Fukuyama starts speaking. Kaito says, “Handle Ms. Byrne and we will consider the agreement with your father fulfilled. If you wish to continue our relationship afterward, there are many ways in which we could aid you in Miracle Galaxy Pro. Yes, we are quite aware of their offer to you. I apologize for keeping you up at this late hour, given your early appointment to sign the contract. I don’t want to jeopardize your career here in Japan—unless you give me no choice.”
I stare at Basket Head for a moment. I’m not really thinking about it. I’m going to do it but not because he wants me to. I’m going to rub Vanessa out of existence like a smudge of graphite with an eraser because she’s on the List.
“Okay, chief. I’ll take care of her. Where is she holed up these days?”
Fukuyama turns his head toward his translator and gives him a single short nod. Kaito bows his head to his master before stepping away from the dias. He says, “She’s currently living in San Francisco.” He leads me away from Fukuyama and Yaponchik. “I will forward the address. Keep in mind she has 24/7 security on the premises and at least one guard is with her everywhere she goes.”
He slides the shōji open for me and dips his head. I look over at Fukuyama and then to Kaito and say with an awkward look, “I guess that’s my cue. Ah, next time, let’s plan this out a little better. I really would have liked to try their rolls here.”
No reply. The door slides shut behind me and I make my way back through the restaurant. The hostess isn’t waiting to see me out but the guard at the front door is still there, eyeing the alley through the glass. He opens it up for me. Such a gentleman.
Hank is waiting for me where he promised. Music that I don’t recognize is vibrating the car’s metal and glass. I lean against the Mercedes for a moment while my eyes move to look back at the mouth of the alley. What are the chances? I’m in Japan for two days and I already know where to find the next two people on my list. Vanessa Byrne and Shōgun Fukuyama.

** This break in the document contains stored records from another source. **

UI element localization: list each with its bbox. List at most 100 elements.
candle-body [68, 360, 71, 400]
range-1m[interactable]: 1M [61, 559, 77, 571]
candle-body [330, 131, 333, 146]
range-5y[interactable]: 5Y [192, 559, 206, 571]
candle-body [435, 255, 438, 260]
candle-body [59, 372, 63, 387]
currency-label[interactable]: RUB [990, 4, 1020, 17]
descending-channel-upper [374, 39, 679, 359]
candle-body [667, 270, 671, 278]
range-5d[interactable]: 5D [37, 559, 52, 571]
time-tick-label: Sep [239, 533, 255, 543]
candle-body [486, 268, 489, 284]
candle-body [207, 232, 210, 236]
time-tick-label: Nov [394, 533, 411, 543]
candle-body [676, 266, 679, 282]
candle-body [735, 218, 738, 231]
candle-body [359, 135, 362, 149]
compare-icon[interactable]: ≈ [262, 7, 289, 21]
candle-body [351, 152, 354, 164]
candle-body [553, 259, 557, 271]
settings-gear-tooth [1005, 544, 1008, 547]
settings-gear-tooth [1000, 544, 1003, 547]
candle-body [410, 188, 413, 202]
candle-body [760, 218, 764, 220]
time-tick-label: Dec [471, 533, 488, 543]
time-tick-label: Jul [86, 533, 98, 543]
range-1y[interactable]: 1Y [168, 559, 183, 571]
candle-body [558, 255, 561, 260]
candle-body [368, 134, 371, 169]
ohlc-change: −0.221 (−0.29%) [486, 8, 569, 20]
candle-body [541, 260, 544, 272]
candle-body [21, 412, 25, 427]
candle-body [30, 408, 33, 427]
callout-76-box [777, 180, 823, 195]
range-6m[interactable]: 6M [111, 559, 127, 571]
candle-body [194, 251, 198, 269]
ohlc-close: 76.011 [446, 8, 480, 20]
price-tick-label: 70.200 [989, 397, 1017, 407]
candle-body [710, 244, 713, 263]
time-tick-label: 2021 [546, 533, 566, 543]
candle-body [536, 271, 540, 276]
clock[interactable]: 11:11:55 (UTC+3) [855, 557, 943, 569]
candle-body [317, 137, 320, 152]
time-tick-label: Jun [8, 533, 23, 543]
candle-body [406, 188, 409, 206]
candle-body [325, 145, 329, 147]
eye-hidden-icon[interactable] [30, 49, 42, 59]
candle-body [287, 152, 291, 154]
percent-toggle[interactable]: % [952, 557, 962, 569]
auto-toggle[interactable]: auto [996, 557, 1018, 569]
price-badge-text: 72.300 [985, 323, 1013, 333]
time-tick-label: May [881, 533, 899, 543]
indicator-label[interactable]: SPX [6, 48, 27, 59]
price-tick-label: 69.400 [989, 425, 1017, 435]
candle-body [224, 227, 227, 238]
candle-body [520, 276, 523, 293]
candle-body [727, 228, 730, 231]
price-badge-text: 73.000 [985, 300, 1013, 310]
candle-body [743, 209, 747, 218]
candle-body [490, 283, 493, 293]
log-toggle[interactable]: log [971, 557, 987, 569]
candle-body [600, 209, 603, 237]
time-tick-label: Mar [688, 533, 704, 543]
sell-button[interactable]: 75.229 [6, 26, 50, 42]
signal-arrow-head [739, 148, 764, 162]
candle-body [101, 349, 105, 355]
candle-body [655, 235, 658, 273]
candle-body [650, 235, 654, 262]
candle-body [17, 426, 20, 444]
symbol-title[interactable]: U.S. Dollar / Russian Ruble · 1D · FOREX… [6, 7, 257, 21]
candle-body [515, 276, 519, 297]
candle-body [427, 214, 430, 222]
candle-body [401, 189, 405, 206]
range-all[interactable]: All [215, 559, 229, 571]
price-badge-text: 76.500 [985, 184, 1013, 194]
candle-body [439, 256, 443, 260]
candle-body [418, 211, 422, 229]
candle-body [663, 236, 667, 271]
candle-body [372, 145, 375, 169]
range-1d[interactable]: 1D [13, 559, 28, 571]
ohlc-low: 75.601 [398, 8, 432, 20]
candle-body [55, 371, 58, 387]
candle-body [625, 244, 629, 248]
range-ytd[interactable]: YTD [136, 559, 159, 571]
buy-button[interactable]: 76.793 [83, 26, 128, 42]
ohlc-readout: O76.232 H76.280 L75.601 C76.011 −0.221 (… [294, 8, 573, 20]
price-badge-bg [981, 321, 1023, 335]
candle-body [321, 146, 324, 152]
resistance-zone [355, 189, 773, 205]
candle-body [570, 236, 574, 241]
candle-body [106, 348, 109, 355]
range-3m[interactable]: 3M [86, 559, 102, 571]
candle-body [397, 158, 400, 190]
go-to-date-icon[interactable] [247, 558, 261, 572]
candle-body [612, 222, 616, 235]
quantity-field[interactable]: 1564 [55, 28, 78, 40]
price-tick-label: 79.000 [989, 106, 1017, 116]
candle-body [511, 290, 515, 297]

I lift the handle and open the door. Oh god, is that the Flaming Lips?
“HANK,” I yell while bending down to slip into the backseat.
“Yeah,” he yells over the music while twisting to look at me.
I give him a bright-eyed pageant smile before my hand shoots out to grab him by the back of his suit’s collar. I yank him hard and scream in his face. “Turn the fucking music off or I’ll feed you feet first into a meat grinder.”